La première partie s’ouvre sur l’allegro de la Sinfonia en Sib HWV 338, sorte de jet sonore, préfigurant l’action. Il déplace l’auditeur moderne dans la dense brièveté des formats baroques. Le chanteur surgit depuis les coulisses pendant la ritournelle introductive de l’air du premier acte « Presti omai l’Egitzia terra », extrait de Giulio Cesare (1723), air martial lors duquel le vainqueur de Pompée fait également son entrée victorieuse en Égypte. De cet élément dramatique cohérent semble découler l’emplacement et la posture scéniques du chanteur-chef d’orchestre, qui s’emploie progressivement à diriger son peuple d’instrumentistes. Il tient de la statuaire antique : regard fier et gestique éloquente. Le spectateur retient la perfection ourlée de ses trilles et la couleur ambrée de ses premiers sons de gorge.
L’air suivant, extrait du premier acte d’Imeneo (1740) est le lamento de Tirinto alors que Rosmene vient d’être enlevée. La profondeur d’expression repose sur la longueur de son souffle et le serré de son vibrato. Le chanteur sait terminer ses phrases toujours quelques secondes après les instruments et, ainsi, composer les silences. De même, il sait produire un vibrato particulier, de timbre plus que de puissance, qu’il lui suffit d’à peine agrandir aux dimensions des trilles. Est-ce ainsi qu’il peut s’emparer tour à tour du timbre des différentes familles et registres d’instruments qui l’environnent et en restituer l’essence vocale ?
La gestique statuaire se précise. Le bras droit, tel un archet, est tourné vers l’intérieur, tandis que le bras gauche s’ouvre vers le monde. Ils constituent deux antennes médiatrices. Ils semblent tenir noblement une partenaire de danse contre le corps du chanteur, qui ne serait autre que la musique.
Vient l’« Agitato da fiere tempeste », extrait d’Oreste (1734), air au cours duquel le corps du chanteur, justement, canalise l’énergie décuplée d’un ressac de vocalises aux aigus écumants. Il se doit de les édifier, en architecte. Il tourne son regard, pour plus de lisibilité, vers les différents pupitres. De même qu’il fait commuter l’auditeur, d’extrait en extrait, d’un univers à l’autre, comme si son récital n’était que la cascade d’univers d’une seule et même immense vocalise.
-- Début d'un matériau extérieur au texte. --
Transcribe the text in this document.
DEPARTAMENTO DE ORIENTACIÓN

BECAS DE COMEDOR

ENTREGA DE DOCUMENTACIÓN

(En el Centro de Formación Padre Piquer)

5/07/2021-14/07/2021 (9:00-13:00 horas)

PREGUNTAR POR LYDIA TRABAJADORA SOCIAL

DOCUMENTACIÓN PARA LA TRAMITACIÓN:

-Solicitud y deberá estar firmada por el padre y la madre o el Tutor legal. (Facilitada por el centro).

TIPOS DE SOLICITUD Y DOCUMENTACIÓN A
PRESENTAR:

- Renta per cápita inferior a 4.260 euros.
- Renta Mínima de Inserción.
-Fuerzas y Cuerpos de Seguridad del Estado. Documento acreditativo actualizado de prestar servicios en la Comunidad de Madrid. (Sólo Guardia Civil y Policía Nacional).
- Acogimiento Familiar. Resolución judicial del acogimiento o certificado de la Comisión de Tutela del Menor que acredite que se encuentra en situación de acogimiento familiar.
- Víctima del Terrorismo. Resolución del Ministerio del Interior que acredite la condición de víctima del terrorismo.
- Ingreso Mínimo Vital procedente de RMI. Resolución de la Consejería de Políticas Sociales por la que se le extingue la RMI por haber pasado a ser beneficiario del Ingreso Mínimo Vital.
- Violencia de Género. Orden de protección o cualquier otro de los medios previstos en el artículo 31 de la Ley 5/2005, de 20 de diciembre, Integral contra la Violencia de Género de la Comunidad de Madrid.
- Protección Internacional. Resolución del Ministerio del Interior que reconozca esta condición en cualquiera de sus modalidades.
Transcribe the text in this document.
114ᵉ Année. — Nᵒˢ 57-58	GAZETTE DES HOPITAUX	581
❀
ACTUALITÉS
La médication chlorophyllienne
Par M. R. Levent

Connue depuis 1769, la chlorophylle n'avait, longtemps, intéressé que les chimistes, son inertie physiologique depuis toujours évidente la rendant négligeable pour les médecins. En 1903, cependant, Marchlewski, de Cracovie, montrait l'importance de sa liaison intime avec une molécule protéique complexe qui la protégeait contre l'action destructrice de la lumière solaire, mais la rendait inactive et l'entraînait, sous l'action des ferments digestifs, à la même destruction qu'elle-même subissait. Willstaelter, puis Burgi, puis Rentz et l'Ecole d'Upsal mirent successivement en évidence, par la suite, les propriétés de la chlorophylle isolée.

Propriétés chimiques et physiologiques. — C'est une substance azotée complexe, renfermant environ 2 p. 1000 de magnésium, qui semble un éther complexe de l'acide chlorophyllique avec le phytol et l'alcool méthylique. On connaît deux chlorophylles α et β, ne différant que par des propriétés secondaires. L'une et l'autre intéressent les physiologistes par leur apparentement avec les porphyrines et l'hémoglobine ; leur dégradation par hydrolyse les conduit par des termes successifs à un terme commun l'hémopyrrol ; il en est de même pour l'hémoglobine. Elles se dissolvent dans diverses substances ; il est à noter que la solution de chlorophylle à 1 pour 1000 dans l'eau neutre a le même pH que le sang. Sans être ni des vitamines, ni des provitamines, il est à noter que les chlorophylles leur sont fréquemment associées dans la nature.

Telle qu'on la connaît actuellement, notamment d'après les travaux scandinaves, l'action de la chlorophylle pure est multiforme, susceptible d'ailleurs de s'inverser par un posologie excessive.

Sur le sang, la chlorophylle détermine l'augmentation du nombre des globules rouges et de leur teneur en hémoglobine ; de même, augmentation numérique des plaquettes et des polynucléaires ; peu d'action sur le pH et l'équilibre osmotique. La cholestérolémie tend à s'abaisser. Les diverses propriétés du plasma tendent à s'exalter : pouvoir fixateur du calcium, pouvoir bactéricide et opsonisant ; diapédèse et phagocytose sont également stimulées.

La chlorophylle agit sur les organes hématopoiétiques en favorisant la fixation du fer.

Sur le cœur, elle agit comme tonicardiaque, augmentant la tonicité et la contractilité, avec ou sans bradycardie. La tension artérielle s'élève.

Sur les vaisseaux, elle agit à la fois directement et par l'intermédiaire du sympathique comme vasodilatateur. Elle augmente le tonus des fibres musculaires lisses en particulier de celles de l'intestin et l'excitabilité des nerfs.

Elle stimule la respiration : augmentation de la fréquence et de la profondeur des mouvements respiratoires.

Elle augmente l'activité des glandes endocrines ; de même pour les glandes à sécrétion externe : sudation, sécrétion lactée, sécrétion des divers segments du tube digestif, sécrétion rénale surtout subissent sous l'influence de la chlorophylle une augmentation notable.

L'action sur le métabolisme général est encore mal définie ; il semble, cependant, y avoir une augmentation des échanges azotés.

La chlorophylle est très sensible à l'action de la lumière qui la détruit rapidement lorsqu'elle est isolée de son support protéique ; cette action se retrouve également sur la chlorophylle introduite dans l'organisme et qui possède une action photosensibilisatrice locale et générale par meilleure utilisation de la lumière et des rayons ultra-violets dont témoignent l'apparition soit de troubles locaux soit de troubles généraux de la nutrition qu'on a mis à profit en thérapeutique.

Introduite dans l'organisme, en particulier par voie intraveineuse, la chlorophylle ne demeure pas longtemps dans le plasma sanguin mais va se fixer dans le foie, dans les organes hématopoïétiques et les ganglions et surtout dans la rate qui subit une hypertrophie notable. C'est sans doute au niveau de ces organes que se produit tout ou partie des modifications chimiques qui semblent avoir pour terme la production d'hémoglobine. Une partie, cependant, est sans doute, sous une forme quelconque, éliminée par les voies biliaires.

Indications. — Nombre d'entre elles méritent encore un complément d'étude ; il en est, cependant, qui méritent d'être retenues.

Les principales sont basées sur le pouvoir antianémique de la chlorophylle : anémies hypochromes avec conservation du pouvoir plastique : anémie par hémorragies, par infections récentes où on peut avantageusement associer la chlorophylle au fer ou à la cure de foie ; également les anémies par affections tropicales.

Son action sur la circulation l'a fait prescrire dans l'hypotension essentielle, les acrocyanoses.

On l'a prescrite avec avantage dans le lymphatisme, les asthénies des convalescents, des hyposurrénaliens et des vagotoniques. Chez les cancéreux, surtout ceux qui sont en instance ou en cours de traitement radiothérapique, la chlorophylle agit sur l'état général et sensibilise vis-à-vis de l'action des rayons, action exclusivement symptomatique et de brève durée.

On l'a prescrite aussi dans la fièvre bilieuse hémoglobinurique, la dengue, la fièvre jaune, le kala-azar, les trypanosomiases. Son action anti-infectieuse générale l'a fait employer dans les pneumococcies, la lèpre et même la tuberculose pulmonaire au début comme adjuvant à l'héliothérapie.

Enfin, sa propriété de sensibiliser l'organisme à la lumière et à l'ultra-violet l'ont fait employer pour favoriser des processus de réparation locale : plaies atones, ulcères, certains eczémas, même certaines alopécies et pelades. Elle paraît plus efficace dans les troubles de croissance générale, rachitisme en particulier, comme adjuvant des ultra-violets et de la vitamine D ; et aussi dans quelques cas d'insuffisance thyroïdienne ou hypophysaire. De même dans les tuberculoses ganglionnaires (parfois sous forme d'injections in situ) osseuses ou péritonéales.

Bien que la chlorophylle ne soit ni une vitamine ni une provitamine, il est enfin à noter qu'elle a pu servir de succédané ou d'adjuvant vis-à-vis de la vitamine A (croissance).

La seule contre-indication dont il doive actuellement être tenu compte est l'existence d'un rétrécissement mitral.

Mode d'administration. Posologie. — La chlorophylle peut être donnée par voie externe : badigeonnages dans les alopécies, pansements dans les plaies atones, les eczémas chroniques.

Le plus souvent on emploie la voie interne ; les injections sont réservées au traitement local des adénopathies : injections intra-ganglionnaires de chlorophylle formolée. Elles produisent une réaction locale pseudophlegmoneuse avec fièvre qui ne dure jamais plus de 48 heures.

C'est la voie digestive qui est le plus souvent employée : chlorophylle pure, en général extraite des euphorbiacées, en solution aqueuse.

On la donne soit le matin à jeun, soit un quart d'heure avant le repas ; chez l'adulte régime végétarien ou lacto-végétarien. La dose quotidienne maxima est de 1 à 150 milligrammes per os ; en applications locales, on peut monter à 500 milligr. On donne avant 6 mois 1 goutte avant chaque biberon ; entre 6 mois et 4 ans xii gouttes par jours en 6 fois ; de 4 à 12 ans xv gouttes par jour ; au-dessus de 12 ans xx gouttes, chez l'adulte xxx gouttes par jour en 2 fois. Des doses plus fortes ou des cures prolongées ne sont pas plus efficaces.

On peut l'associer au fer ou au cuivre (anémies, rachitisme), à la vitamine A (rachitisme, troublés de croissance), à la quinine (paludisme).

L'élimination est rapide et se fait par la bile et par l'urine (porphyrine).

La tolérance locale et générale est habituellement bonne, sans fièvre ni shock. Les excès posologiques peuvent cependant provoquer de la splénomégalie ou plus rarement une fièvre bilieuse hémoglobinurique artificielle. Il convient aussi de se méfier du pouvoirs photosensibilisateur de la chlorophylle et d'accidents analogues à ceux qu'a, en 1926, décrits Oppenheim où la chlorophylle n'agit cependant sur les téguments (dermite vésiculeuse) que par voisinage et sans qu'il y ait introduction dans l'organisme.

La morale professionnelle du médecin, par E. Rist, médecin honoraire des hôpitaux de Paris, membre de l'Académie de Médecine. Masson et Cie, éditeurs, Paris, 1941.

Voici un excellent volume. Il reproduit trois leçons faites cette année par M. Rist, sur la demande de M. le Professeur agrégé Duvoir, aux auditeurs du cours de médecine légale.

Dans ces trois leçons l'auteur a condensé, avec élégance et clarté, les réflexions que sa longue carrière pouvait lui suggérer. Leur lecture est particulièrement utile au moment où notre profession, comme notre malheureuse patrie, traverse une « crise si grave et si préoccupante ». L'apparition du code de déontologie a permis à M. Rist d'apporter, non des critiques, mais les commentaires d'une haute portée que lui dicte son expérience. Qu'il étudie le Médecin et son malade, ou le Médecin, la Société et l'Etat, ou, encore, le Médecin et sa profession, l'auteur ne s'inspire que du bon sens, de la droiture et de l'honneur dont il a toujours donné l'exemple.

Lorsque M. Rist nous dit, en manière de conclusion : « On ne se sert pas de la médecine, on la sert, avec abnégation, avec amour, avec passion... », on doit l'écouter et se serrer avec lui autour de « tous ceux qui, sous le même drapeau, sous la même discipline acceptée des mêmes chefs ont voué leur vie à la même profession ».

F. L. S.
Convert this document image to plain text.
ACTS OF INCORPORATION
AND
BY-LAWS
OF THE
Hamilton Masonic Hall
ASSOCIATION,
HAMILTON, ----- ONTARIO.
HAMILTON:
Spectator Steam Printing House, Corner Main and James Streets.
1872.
Fagioli revient sur « Cara Sposa, Amante cara » extrait de Rinaldo (1711), douce plainte du héros, dont l’amour a disparu. L’épanchement lyrique donne une autre densité à sa voix : le vibrato n’est plus seulement de couleur, mais également d’expression. Le souffle immerge l’ensemble des musiciens dans une même durée silencieuse, afin d’accomplir une reprise tout en intériorité. Les graves du chanteur se font empreinte capiteuse, musquée.
La première partie s’achève sur un deuxième air de Rinaldo, « Venti, Turbini, prestate », au cours duquel le héros, furieux, est confronté à la furie de la nature. Les vocalises, tenant de la performance, entraînent le corps du chanteur, qui se laisse prendre au jeu d’un imperceptible faux départ. Il commence à danser du bras droit, à oser de menus claquements de doigts, indices de la construction progressive d’une complicité avec l’ensemble instrumental comme avec le public. Son dialogue avec les instruments concertants semble conduire le chanteur à mimer l’articulation d’un son à l’autre, notamment celle des clés du basson solo.
La deuxième partie du concert apporte tout autre chose, tel l’acte suivant d’un opéra en deux actes : une synthèse, une résolution. La musique d’opéra, sans rien perdre de son spectaculaire, se densifie, se simplifie, alors même que Fagioli se laisse prendre, corps et voix, par elle. « Mi lusinga il dolce affetto » extrait d’Alcina (1735) quitte le propos situé d’opéra pour atteindre l’universalité formelle d’un discours d’orateur, soucieux de construire la succession cohérente de chaque strophe. Le chanteur prend toujours davantage possession de l’ensemble instrumental, par une chorégraphie contenue mais irrésistible.
Avec « Sento brillar nel sen », extrait d’Il pastor fido (version de 1734), son balancement se fait plus swingué. Le contre-ténor crépite avec les cordes, les prend à bras le corps, entre tout entier dans un jeu de miroirs et de contrastes dynamiques. Une franche passacaille, extraite de Rodrigo (1707 : opéra écrit en Italie) vient calmer le jeu, faisant dialoguer clairement soli de violon et de violoncelle. Le chanteur se libère plus encore dans l’air suivant, « Scherza infida » extrait d’Ariodante (1735). Le superlatif est atteint, sur les plans expressifs et techniques. De la tension extrême naît une émotion qui n’a plus la douceur de Cara sposa. Le récital construit un drame de plus en plus prenant. La sinfonia instrumentale, tout en élégance, du 3e acte de Serse (1738) introduit la dernière aria « Crude Furie », qui permet au chanteur d’arpenter, furieusement à nouveau, l’intégralité de son échelle vocale.
Le public s’échauffe en même temps que le chanteur, qui, après une deuxième aria de Serse, en bis, participe à la reprise du « Lascia ch’io pianga », extrait de Rinaldo, à son invitation, désormais coutumière.
Quant à l’ensemble Il Pomo d'Oro, du nom d’un opéra des origines de Cesti, il constitue un partenaire constant, complice, convaincu. Sa disposition, composite, semble liée à la texture écrite des pièces qu’elle éclaire ainsi : deux rangées de violons en oblique sur la gauche, la structure du continuo en fond, avec le clavecin flanqué de sa contrebasse, deux violoncelles placés face au public, et la souplesse des interventions des bois, basson et flûte, de part et d’autre. La sonorité d’ensemble est juste, nuancée, vivante, enveloppée par le corps aux inflexions courbes et quasi vocales du premier violon, Zefira Valova. La soirée est une belle démonstration des propriétés conductrices de cette musique baroque en direction d’un public heureux de se laisser prendre dans ses rets les plus libératoires.